Offline hyperparameters, including η (learning speed), μ (constant shoot) and α (l2 regulatoryization), were optimized during offline learning, which included 200 eras. Online learning hyperparameters have been optimized using three different examples of the data set.
As a result of the experiment, an effective approach to the training of architecture resembling a tree was shown in which each weight is connected to the output unit by only one road. This is a approximation to biological learning and the ability to use deep learning with very simplified dendritic trees of one or several neurons. It should be noted that adding the weight layer to the input data helps to keep a tree similar to the tree and improve success compared to architecture without weave.
While the Lenet-5 computing complexity was much higher than in the TREE-3 architecture with comparable success rates, its efficient implementation requires new equipment.
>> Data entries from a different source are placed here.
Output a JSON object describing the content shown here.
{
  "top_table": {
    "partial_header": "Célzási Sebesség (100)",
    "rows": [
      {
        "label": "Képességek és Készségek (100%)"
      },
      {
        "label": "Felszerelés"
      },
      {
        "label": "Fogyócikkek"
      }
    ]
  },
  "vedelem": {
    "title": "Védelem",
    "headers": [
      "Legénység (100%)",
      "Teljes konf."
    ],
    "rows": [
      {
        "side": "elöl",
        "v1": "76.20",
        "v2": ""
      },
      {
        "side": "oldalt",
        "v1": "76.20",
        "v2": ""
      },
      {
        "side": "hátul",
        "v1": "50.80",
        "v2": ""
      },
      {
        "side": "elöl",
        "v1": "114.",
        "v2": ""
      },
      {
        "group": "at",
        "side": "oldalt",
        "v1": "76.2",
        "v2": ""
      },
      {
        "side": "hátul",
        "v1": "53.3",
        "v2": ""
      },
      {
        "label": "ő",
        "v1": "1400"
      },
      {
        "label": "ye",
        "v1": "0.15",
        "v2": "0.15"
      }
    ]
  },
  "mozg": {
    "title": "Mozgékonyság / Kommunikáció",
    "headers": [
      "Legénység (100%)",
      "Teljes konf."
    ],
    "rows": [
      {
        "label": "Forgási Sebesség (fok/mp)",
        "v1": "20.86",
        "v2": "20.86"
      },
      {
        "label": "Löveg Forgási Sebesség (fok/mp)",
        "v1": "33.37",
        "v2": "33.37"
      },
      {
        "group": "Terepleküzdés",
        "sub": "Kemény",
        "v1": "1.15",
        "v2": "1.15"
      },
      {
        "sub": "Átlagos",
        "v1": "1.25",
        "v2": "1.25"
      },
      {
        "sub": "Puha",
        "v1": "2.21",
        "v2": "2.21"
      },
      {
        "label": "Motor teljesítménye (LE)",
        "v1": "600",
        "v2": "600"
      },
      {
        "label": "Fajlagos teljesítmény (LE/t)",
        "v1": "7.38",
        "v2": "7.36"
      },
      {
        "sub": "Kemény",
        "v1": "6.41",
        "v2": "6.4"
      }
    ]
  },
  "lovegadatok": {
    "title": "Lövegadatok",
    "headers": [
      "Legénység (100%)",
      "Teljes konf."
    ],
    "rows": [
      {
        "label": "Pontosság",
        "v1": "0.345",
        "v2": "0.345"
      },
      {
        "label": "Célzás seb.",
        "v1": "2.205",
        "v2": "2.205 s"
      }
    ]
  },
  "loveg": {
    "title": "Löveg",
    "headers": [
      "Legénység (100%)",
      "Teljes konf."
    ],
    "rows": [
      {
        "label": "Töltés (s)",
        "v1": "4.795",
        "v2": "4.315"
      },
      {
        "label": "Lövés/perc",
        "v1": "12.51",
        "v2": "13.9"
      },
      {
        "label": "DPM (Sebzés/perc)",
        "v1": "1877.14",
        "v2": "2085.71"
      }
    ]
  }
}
It is also expected that the training of architecture resembling a tree will minimize the likelihood of gradient explosions, which is one of the main challenges for deep learning. The introduction of parallel branches instead of the second weave in Lenenet-5 improved success indicators while maintaining a tree-like structure. Further study is justified to examine the potential for large and deeper architecture resembling trees, containing an increased number of troops and filters, in order to compete with modern indicators of the success of Cifar-10. This experiment, using the Lenet-5 as a starting point, emphasizes the potential benefits of dendritic learning and its computing capabilities.